Our tip: There may be territorial fights and quarrels, with which the cats clarify their hierarchy. These conflicts can seem very brutal, but serious injuries usually do not occur. Observe the behaviour of all animals, but in the event of a fight, only intervene in an emergency, e.g. by frightening the two rivals with a loud noise or a splash of water - then the quarrelling cats should first let go of each other.

Getting your cat used to a dog

If you live with a dog, you should put it on a leash before you meet your cat for the first time. This way it can set the pace and go on the offensive. For more tips, see our article "Like dog and cat«? - How living together works well".

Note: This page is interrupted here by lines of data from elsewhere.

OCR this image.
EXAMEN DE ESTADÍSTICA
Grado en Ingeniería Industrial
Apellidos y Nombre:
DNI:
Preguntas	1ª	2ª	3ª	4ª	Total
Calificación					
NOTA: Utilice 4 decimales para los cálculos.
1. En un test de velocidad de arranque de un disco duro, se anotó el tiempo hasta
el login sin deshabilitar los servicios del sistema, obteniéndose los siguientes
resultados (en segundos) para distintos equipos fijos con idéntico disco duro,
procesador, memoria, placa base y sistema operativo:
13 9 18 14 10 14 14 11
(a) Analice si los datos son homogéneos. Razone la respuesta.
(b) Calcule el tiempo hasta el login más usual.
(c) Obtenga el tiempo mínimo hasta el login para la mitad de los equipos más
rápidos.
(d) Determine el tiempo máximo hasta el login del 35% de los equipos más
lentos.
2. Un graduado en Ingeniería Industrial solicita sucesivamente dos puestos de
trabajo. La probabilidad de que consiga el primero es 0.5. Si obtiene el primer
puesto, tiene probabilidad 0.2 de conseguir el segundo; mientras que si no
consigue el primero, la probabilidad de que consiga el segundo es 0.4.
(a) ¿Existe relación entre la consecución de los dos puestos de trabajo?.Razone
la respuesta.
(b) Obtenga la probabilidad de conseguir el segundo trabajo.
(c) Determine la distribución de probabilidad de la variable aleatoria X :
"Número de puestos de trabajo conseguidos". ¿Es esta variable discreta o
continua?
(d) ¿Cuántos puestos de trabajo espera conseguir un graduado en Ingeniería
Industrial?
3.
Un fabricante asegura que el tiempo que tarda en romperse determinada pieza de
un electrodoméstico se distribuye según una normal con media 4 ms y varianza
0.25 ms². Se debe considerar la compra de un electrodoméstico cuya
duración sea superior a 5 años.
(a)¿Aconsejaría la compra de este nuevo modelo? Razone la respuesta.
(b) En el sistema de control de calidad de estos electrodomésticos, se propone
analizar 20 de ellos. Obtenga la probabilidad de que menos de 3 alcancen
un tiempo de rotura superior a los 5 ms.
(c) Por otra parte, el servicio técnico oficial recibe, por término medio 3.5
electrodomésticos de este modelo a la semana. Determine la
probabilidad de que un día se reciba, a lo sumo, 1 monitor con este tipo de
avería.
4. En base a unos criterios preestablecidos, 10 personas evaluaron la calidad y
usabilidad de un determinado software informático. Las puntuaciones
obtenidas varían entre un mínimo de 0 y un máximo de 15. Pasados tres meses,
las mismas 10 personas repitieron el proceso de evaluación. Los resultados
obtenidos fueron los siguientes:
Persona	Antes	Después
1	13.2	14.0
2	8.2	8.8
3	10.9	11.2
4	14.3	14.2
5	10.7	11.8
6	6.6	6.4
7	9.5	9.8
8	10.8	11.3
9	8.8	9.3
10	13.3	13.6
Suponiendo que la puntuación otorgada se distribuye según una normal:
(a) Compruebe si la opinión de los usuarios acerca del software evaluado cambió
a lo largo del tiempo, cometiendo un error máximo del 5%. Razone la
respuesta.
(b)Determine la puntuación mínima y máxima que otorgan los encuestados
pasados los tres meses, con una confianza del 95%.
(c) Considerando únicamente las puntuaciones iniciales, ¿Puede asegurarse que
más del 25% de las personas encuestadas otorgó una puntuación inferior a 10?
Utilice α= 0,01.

Getting cats and small animals used to each other

Do you have rabbits, mice or birds in the house? Then take enough time to accustom them. Small animals are natural prey for cats. Your cat must learn to accept the small rodents and flying animals in your living space as members of the family. The following tips will help:

  • It is especially important that you treat your small animals lovingly. In this way, you show your cat trust and a bond with the supposed prey.
  • It is welcome to watch you clean the cage and enclosure and sniff curiously at the bedding.
  • Take your velvet paw in your arms and stroke it when you are standing together in front of the aviary or cage. It will probably follow the movements of the small animals and stretch out curiously towards the bars.
  • Trust your cat calmly and give her the freedom to go closer to the small animal cage. However, if the hunting instinct is awakened, separate the animals immediately.
  • Also, do not leave your cat alone in a room with the small animals until the reunion is successfully completed.

Our tip: Of course, friendships can also develop between the supposed hunter and the prey animal. Kittens are inexperienced and not yet used to small animals. The easiest way to get them used to your long ears or guinea pigs is to let them run around together in the room. For example, you can let them run around the room together. However, always keep them in the room with you! As a general rule, it is better not to let a mouse and a cat get together, because if the hunting instinct is awakened, the small rodent has nothing to offer your cat.

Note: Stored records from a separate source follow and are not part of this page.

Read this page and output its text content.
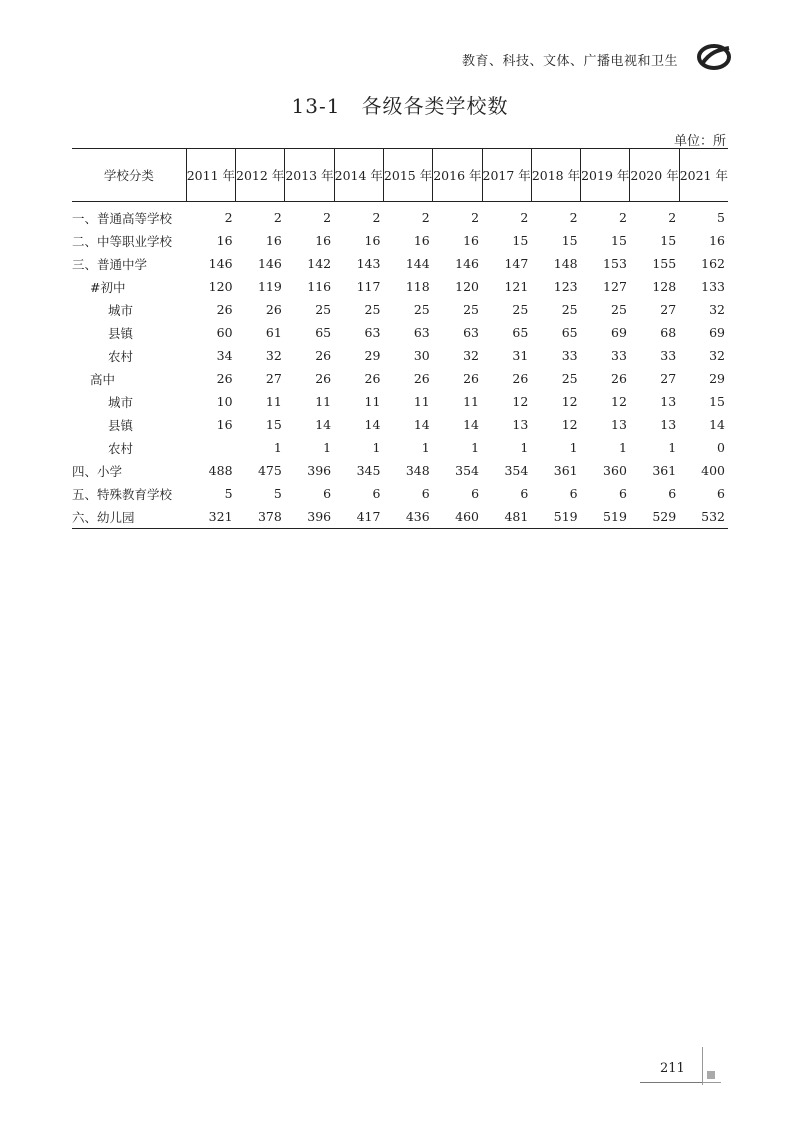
教育、科技、文体、广播电视和卫生
13-1　各级各类学校数
单位：所
学校分类	2011 年	2012 年	2013 年	2014 年	2015 年	2016 年	2017 年	2018 年	2019 年	2020 年	2021 年
一、普通高等学校	2	2	2	2	2	2	2	2	2	2	5
二、中等职业学校	16	16	16	16	16	16	15	15	15	15	16
三、普通中学	146	146	142	143	144	146	147	148	153	155	162
#初中	120	119	116	117	118	120	121	123	127	128	133
城市	26	26	25	25	25	25	25	25	25	27	32
县镇	60	61	65	63	63	63	65	65	69	68	69
农村	34	32	26	29	30	32	31	33	33	33	32
高中	26	27	26	26	26	26	26	25	26	27	29
城市	10	11	11	11	11	11	12	12	12	13	15
县镇	16	15	14	14	14	14	13	12	13	13	14
农村		1	1	1	1	1	1	1	1	1	0
四、小学	488	475	396	345	348	354	354	361	360	361	400
五、特殊教育学校	5	5	6	6	6	6	6	6	6	6	6
六、幼儿园	321	378	396	417	436	460	481	519	519	529	532
211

Free roamers: How to start your outdoor adventure safely

Does your house cat already sit at the window in the first few days and curiously observe the hustle and bustle in front of the house? It' s probably already waiting eagerly for its first steps outdoors. However, it is important to remember that even if you want to fulfil your cat's wish as soon as possible, it should know where its home is and already have a bond with you.

Our tip: Get your pet used to a cat harness for the first exploratory trips outside. If it accepts the harness well, you can put it on a leash and take it on its first adventures in freedom. However, as soon as your cat explores the surroundings on its own, take the harness off: this will prevent it from getting caught in bushes or undergrowth and injuring itself in the worst case.

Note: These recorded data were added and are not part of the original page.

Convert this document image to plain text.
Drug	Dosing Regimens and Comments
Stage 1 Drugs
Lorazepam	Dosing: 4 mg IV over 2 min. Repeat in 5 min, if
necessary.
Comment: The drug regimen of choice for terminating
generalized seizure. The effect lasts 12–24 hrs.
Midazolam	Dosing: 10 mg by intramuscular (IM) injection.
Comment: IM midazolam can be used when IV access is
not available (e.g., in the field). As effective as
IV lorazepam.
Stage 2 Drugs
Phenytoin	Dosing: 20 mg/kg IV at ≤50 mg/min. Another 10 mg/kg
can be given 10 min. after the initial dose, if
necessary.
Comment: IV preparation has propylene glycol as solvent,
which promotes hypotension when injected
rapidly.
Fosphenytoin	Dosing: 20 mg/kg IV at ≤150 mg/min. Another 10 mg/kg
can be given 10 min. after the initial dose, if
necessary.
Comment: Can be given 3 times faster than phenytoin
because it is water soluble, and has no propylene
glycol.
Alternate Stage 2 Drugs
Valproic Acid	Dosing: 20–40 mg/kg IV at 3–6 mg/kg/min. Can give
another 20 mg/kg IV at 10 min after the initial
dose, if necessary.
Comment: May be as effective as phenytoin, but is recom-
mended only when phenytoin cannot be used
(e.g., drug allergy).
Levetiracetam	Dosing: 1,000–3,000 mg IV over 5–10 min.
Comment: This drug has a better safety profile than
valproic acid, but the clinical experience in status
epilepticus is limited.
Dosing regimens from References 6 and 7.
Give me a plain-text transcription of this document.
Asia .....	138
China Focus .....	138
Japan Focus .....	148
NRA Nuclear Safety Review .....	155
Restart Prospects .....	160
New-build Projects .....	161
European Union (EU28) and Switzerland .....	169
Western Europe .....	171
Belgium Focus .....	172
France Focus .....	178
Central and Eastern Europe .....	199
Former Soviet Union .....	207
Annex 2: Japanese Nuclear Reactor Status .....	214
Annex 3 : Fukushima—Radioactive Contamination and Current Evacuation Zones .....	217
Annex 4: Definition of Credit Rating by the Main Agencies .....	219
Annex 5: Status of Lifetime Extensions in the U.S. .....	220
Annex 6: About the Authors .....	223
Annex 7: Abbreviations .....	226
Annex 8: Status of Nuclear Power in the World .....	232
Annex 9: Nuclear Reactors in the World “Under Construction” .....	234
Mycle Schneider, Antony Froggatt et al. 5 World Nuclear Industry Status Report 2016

If you have a brave and particularly trusting cat, it usually takes 14 days before you can go out together for the first time. If your velvet paw is rather shy and is slowly settling in, it is better to wait a little longer before taking it outdoors for the first time.

Conclusion: It doesn't matter whether you want to acclimatise kittens or adult cats: Patience, affection and respectful treatment of all involved are important. How did you manage to settle in your pet and pave the way for a happy cat life? We look forward to your tips!